On the fateful night, Alex visits Paranoid Park alone. He takes up his spot on the margins until a group of young adults approach him. Their presumably assumed names—Jolt (Brad Peterson), Paisley (Emma Nevins), and Scratch (Scott Green)—neatly align with Alex’s naive conception of Paranoid Park’s counter-cultural bona fides. After Scratch borrows Alex’s skateboard, he asks if he’d like to hop a train to get beer.
Self-actualization within his reach, Alex is ecstatic. “I didn’t know about the beer, but I really wanted to ride a freight train,” he innocently remembers.
The two jump on a train, only to attract the attention of a security guard (John Michael Burrowes), who runs after them, striking Scratch with a flashlight. Alex takes one swipe at the guard with his skateboard, knocking him backwards onto the parallel track and into the path of an oncoming train. Alex disembarks to find the guard severed in half, looking up in his dying moments. Scratch—the mythical friend of Alex’s dreams—bolts out of the frame, leaving the movie altogether.
Paranoid Park is a quiet, melancholy look at what happens when a young person’s expectations are crushed by the weight of reality. It breathes with life, uplifted by the performers and Van Sant’s tender approach to framing his subjects. In casting the film, Van Sant opted for real high schoolers rather than professional actors (a technique he developed for his school shooting tragedy Elephant). The film’s non-actors behave like authentic teenagers, equally vulgar and vulnerable. As the star, Gabe Nevins plays the part of Alex quite well, even if his muted shock occasionally fails to match the magnitude of events.
Van Sant augments the film’s realism by embracing the blemishes of teenage social life. Actors mumble unintelligibly on occasion and inarticulately grasp at the significance of their feelings and experiences. “I just feel, like, there’s, like, something outside of normal life. Outside of teachers, breakups, girlfriends. Like, right out there. Like, outside there’s like different levels of stuff,” Alex pitifully says to his friend Macy (Lauren McKinney), who—the audience learns toward the end of the film—encourages him to use writing as a means of processing his emotions.
[Alex] sits on the periphery looking in, stuck inside a chrysalis of adolescent insecurity, daydreaming to escape the unfortunate realities of his life.
The film ends on an ambiguous note. Alex burns his completed letter, having regained some agency by confronting his trauma. The final scene shows Alex dozing off in class before cutting to a final skateboarding reverie. Catharsis aside, he’s left to harbor a painful secret alone, a gloomy introduction to the trials of adulthood.

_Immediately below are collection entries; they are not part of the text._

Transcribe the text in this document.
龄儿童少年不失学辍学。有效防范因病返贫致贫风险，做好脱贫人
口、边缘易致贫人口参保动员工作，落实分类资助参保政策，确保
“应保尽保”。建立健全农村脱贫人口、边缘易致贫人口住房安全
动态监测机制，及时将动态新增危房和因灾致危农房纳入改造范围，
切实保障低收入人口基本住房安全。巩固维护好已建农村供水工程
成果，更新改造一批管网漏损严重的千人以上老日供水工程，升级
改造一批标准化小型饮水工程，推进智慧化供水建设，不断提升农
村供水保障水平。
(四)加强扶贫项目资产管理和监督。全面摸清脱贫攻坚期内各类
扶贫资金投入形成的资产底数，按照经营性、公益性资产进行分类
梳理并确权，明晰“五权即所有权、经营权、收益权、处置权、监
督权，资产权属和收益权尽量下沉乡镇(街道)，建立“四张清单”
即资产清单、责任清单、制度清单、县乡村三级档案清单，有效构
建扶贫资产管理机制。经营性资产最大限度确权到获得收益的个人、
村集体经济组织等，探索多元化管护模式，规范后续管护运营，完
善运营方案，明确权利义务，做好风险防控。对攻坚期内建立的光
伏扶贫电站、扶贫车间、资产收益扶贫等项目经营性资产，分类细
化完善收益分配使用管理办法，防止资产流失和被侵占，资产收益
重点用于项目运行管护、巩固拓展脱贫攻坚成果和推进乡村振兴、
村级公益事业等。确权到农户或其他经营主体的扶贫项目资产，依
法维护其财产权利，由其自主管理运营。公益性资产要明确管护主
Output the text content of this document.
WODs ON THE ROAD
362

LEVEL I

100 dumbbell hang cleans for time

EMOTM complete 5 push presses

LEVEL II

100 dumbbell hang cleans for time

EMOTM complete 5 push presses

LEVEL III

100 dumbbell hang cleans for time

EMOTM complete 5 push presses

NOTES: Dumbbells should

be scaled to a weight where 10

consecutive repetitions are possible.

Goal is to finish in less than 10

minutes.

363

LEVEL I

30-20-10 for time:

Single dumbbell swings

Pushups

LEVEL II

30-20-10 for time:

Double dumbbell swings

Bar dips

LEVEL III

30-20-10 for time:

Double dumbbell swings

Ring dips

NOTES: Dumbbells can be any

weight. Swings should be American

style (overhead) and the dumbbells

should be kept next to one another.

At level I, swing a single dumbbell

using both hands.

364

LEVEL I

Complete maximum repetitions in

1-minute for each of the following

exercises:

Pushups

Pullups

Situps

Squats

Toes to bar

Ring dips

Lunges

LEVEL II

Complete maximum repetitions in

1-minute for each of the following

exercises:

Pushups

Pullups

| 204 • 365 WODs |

However, when placed within a larger context, this story also illustrates white privilege in the United States’ criminal justice system. Alex escapes the attention of the authorities despite his awkward responses to their questions. Detective Lu even catches Alex lying, but chalks it up to kids being kids. Could be luck. But it’s probably selective policing.
Van Sant’s embrace of small budget story-telling is genuinely cool. The fact that Milk—with its $20 million budget and Sean Penn-helmed cast—came out the following year boggles the mind. Paranoid Park ably accomplishes what it sets out to do, offering an emotive and atmospheric ride within its pleasantly modest scope.